Jason Rossman, sales and marketing representative for East Bay Seafood Company, looks forward to the day when clients open his daily price list and trace the exact position of the vessels that just caught his fish.
“We haven’t gone live with this yet,” he says, “but internally we’re ramping up the best way to embed the Global Fishing Watch map into our daily price list as a way to better communicate to our customers.”
East Bay Seafood Company services the demanding Asian-trade distributors with seafood items served raw.
Rossman believes that showing where his product comes from will not only better retain old customers, but attract new ones as well. He is currently gathering the names of vessels from suppliers to input them into Global Fishing Watch and create the custom maps he’ll use in these marketing efforts.

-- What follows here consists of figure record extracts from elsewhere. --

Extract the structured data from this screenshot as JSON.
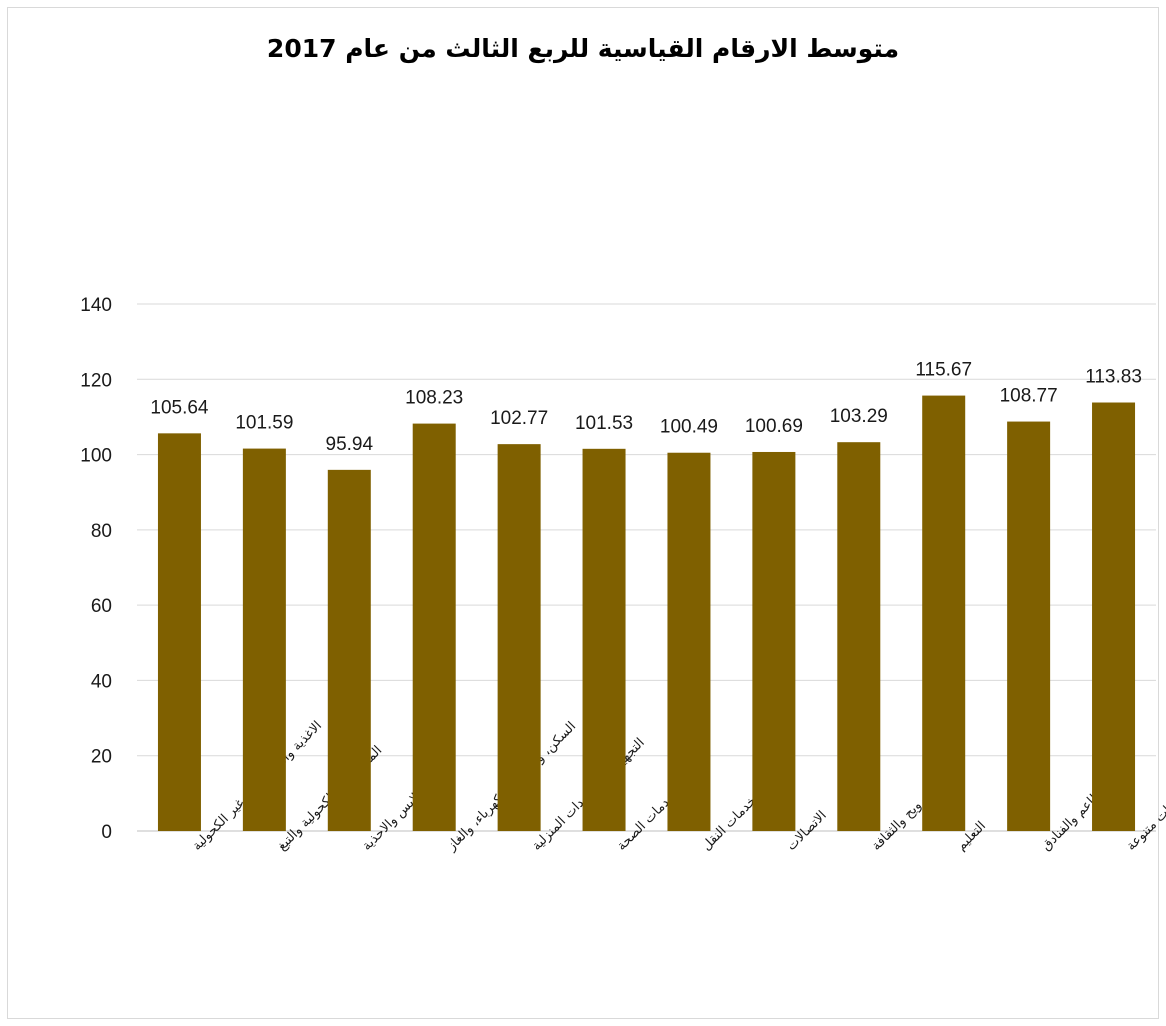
{
  "chart_data": {
    "type": "bar",
    "title": "متوسط الارقام القياسية للربع الثالث من عام 2017",
    "categories": [
      "الاغذية والمشروبات غير الكحولية",
      "المشروبات الكحولية والتبغ",
      "الملابس والاحذية",
      "السكن، والمياه، والكهرباء، والغاز",
      "التجهيزات والمعدات المنزلية",
      "خدمات الصحة",
      "خدمات النقل",
      "الاتصالات",
      "الترويح والثقافة",
      "التعليم",
      "المطاعم والفنادق",
      "سلع وخدمات متنوعة"
    ],
    "values": [
      105.64,
      101.59,
      95.94,
      108.23,
      102.77,
      101.53,
      100.49,
      100.69,
      103.29,
      115.67,
      108.77,
      113.83
    ],
    "data_labels": [
      "105.64",
      "101.59",
      "95.94",
      "108.23",
      "102.77",
      "101.53",
      "100.49",
      "100.69",
      "103.29",
      "115.67",
      "108.77",
      "113.83"
    ],
    "yticks": [
      "0",
      "20",
      "40",
      "60",
      "80",
      "100",
      "120",
      "140"
    ],
    "ylim": [
      0,
      140
    ],
    "grid": true,
    "legend": "none",
    "bar_color": "#7f6000",
    "xlabel": "",
    "ylabel": ""
  }
}
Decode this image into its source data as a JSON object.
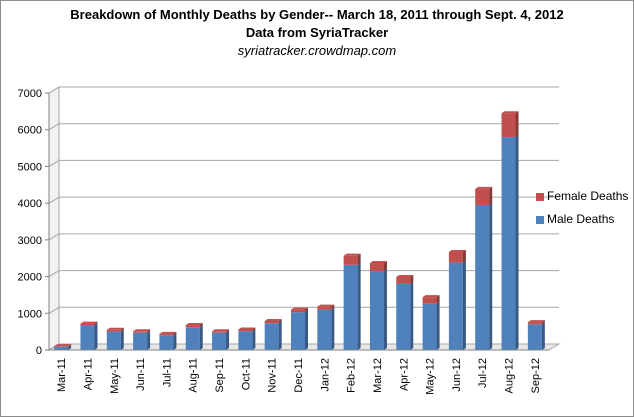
{
  "chart_data": {
    "type": "bar",
    "stacked": true,
    "title": "Breakdown of Monthly Deaths by Gender-- March 18, 2011 through Sept. 4, 2012",
    "subtitle": "Data from SyriaTracker",
    "source": "syriatracker.crowdmap.com",
    "categories": [
      "Mar-11",
      "Apr-11",
      "May-11",
      "Jun-11",
      "Jul-11",
      "Aug-11",
      "Sep-11",
      "Oct-11",
      "Nov-11",
      "Dec-11",
      "Jan-12",
      "Feb-12",
      "Mar-12",
      "Apr-12",
      "May-12",
      "Jun-12",
      "Jul-12",
      "Aug-12",
      "Sep-12"
    ],
    "series": [
      {
        "name": "Male Deaths",
        "color": "#4f81bd",
        "values": [
          90,
          680,
          500,
          470,
          400,
          620,
          470,
          510,
          730,
          1030,
          1100,
          2320,
          2150,
          1800,
          1260,
          2380,
          3950,
          5800,
          700
        ]
      },
      {
        "name": "Female Deaths",
        "color": "#c0504d",
        "values": [
          15,
          40,
          50,
          40,
          40,
          60,
          40,
          50,
          60,
          70,
          80,
          250,
          220,
          190,
          180,
          290,
          440,
          650,
          60
        ]
      }
    ],
    "ylim": [
      0,
      7000
    ],
    "yticks": [
      "0",
      "1000",
      "2000",
      "3000",
      "4000",
      "5000",
      "6000",
      "7000"
    ],
    "grid": true,
    "legend": "right"
  }
}
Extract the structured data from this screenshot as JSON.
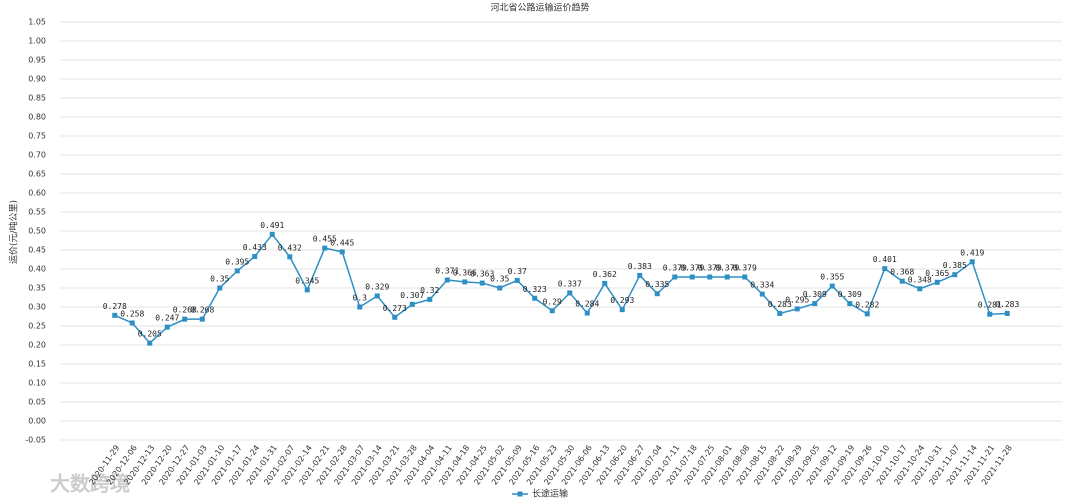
{
  "chart_data": {
    "type": "line",
    "title": "河北省公路运输运价趋势",
    "y_label": "运价(元/吨公里)",
    "watermark": "大数跨境",
    "categories": [
      "2020-11-29",
      "2020-12-06",
      "2020-12-13",
      "2020-12-20",
      "2020-12-27",
      "2021-01-03",
      "2021-01-10",
      "2021-01-17",
      "2021-01-24",
      "2021-01-31",
      "2021-02-07",
      "2021-02-14",
      "2021-02-21",
      "2021-02-28",
      "2021-03-07",
      "2021-03-14",
      "2021-03-21",
      "2021-03-28",
      "2021-04-04",
      "2021-04-11",
      "2021-04-18",
      "2021-04-25",
      "2021-05-02",
      "2021-05-09",
      "2021-05-16",
      "2021-05-23",
      "2021-05-30",
      "2021-06-06",
      "2021-06-13",
      "2021-06-20",
      "2021-06-27",
      "2021-07-04",
      "2021-07-11",
      "2021-07-18",
      "2021-07-25",
      "2021-08-01",
      "2021-08-08",
      "2021-08-15",
      "2021-08-22",
      "2021-08-29",
      "2021-09-05",
      "2021-09-12",
      "2021-09-19",
      "2021-09-26",
      "2021-10-10",
      "2021-10-17",
      "2021-10-24",
      "2021-10-31",
      "2021-11-07",
      "2021-11-14",
      "2021-11-21",
      "2021-11-28"
    ],
    "series": [
      {
        "name": "长途运输",
        "color": "#2f8fc4",
        "values": [
          0.278,
          0.258,
          0.205,
          0.247,
          0.268,
          0.268,
          0.35,
          0.395,
          0.433,
          0.491,
          0.432,
          0.345,
          0.455,
          0.445,
          0.3,
          0.329,
          0.273,
          0.307,
          0.32,
          0.371,
          0.366,
          0.363,
          0.35,
          0.37,
          0.323,
          0.29,
          0.337,
          0.284,
          0.362,
          0.293,
          0.383,
          0.335,
          0.379,
          0.379,
          0.379,
          0.379,
          0.379,
          0.334,
          0.283,
          0.295,
          0.309,
          0.355,
          0.309,
          0.282,
          0.401,
          0.368,
          0.348,
          0.365,
          0.385,
          0.419,
          0.281,
          0.283
        ]
      }
    ],
    "ylim": [
      -0.05,
      1.05
    ],
    "yticks": [
      -0.05,
      {
        "value": 0,
        "label": "0.00"
      },
      0.05,
      {
        "value": 0.1,
        "label": "0.10"
      },
      0.15,
      {
        "value": 0.2,
        "label": "0.20"
      },
      0.25,
      {
        "value": 0.3,
        "label": "0.30"
      },
      0.35,
      {
        "value": 0.4,
        "label": "0.40"
      },
      0.45,
      {
        "value": 0.5,
        "label": "0.50"
      },
      0.55,
      {
        "value": 0.6,
        "label": "0.60"
      },
      0.65,
      {
        "value": 0.7,
        "label": "0.70"
      },
      0.75,
      {
        "value": 0.8,
        "label": "0.80"
      },
      0.85,
      {
        "value": 0.9,
        "label": "0.90"
      },
      0.95,
      {
        "value": 1,
        "label": "1.00"
      },
      1.05
    ],
    "grid": true,
    "legend": "bottom"
  }
}
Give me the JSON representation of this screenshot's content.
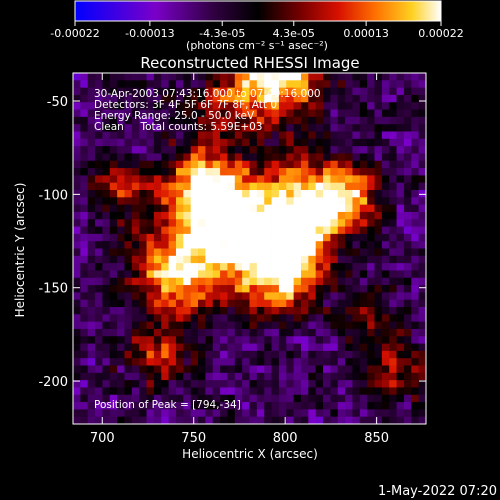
{
  "chart_data": {
    "type": "heatmap",
    "title": "Reconstructed RHESSI Image",
    "xlabel": "Heliocentric X (arcsec)",
    "ylabel": "Heliocentric Y (arcsec)",
    "xlim": [
      684,
      877
    ],
    "ylim": [
      -223,
      -35
    ],
    "x_ticks": [
      700,
      750,
      800,
      850
    ],
    "y_ticks": [
      -50,
      -100,
      -150,
      -200
    ],
    "colorbar": {
      "range": [
        -0.00022,
        0.00022
      ],
      "tick_values": [
        -0.00022,
        -0.00013,
        -4.3e-05,
        4.3e-05,
        0.00013,
        0.00022
      ],
      "tick_labels": [
        "-0.00022",
        "-0.00013",
        "-4.3e-05",
        "4.3e-05",
        "0.00013",
        "0.00022"
      ],
      "unit_label": "(photons cm⁻² s⁻¹ asec⁻²)",
      "colors": [
        "#0000ff",
        "#7a00c8",
        "#300040",
        "#000000",
        "#7a0000",
        "#d81000",
        "#ff7000",
        "#ffd020",
        "#ffffff"
      ]
    },
    "sources": [
      {
        "x": 794,
        "y": -34,
        "peak": 1.0,
        "size": 18
      },
      {
        "x": 778,
        "y": -120,
        "peak": 0.9,
        "size": 20
      },
      {
        "x": 812,
        "y": -108,
        "peak": 0.85,
        "size": 16
      },
      {
        "x": 755,
        "y": -97,
        "peak": 0.8,
        "size": 15
      },
      {
        "x": 742,
        "y": -140,
        "peak": 0.75,
        "size": 18
      },
      {
        "x": 800,
        "y": -142,
        "peak": 0.8,
        "size": 14
      },
      {
        "x": 835,
        "y": -100,
        "peak": 0.6,
        "size": 12
      },
      {
        "x": 710,
        "y": -95,
        "peak": 0.45,
        "size": 10
      },
      {
        "x": 730,
        "y": -185,
        "peak": 0.45,
        "size": 12
      },
      {
        "x": 860,
        "y": -195,
        "peak": 0.4,
        "size": 12
      },
      {
        "x": 845,
        "y": -165,
        "peak": 0.35,
        "size": 10
      },
      {
        "x": 765,
        "y": -55,
        "peak": 0.3,
        "size": 12
      }
    ],
    "annotations": {
      "line1": "30-Apr-2003 07:43:16.000 to 07:49:16.000",
      "line2": "Detectors: 3F 4F 5F 6F 7F 8F, Att 0",
      "line3": "Energy Range: 25.0 - 50.0 keV",
      "line4": "Clean     Total counts: 5.59E+03",
      "peak_label": "Position of Peak = [794,-34]"
    }
  },
  "footer": {
    "timestamp": "1-May-2022 07:20"
  }
}
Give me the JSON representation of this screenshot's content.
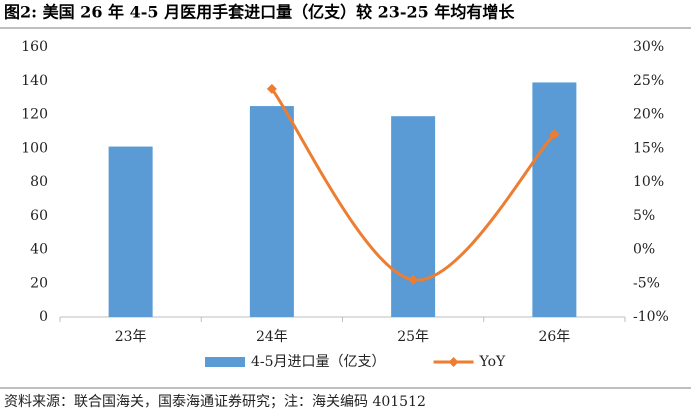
{
  "chart_data": {
    "type": "bar",
    "title": "图2: 美国 26 年 4-5 月医用手套进口量（亿支）较 23-25 年均有增长",
    "source": "资料来源：联合国海关，国泰海通证券研究；注：海关编码 401512",
    "categories": [
      "23年",
      "24年",
      "25年",
      "26年"
    ],
    "series": [
      {
        "name": "4-5月进口量（亿支）",
        "type": "bar",
        "color": "#5b9bd5",
        "values": [
          101,
          125,
          119,
          139
        ]
      },
      {
        "name": "YoY",
        "type": "line",
        "axis": "y2",
        "color": "#ed7d31",
        "values": [
          null,
          23.8,
          -4.5,
          17.1
        ]
      }
    ],
    "ylim": [
      0,
      160
    ],
    "yticks": [
      0,
      20,
      40,
      60,
      80,
      100,
      120,
      140,
      160
    ],
    "y2lim": [
      -10,
      30
    ],
    "y2ticks": [
      {
        "value": -10,
        "label": "-10%"
      },
      {
        "value": -5,
        "label": "-5%"
      },
      {
        "value": 0,
        "label": "0%"
      },
      {
        "value": 5,
        "label": "5%"
      },
      {
        "value": 10,
        "label": "10%"
      },
      {
        "value": 15,
        "label": "15%"
      },
      {
        "value": 20,
        "label": "20%"
      },
      {
        "value": 25,
        "label": "25%"
      },
      {
        "value": 30,
        "label": "30%"
      }
    ],
    "grid": false,
    "legend": "bottom"
  }
}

Every day, East Bay Seafood Company sources fish from around the world, striped bass from Cape Cod, swordfish from Ecuador, halibut from Norway, and yellowfin tuna from its sister company in Vietnam, all caught by dozens of day boats and longliners.
For example, Rossman imagines the day when his customers can say: “Look! I just bought a tuna loin from East Bay Seafood and now I can trace on Global Fishing Watch all the way back to the spot where U.S. Fishing Vessel Austin took this ocean harvest.”
Traceability is becoming more important to the seafood trade, and when the Seafood Import Monitoring Program goes into effect in January, 2018, record keeping requirements will tighten for many seafood imports to the U.S.
Forward thinking business leaders, like Jason Rossman, recognize the market opportunity increased transparency creates. He believes that Global Fishing Watch truly enhances credibility and value to the East Bay Seafood supply chain.
“Consumers want to know where their food comes from and Global Fishing Watch definitely provides this ‘wow’ factor,” Rossman says. “We work hard to make sure the items we sell are the best, the top of the catch. It is essential our clients believe in us and now, with Global Fishing Watch, there is proof behind all our effort. This is a good thing.”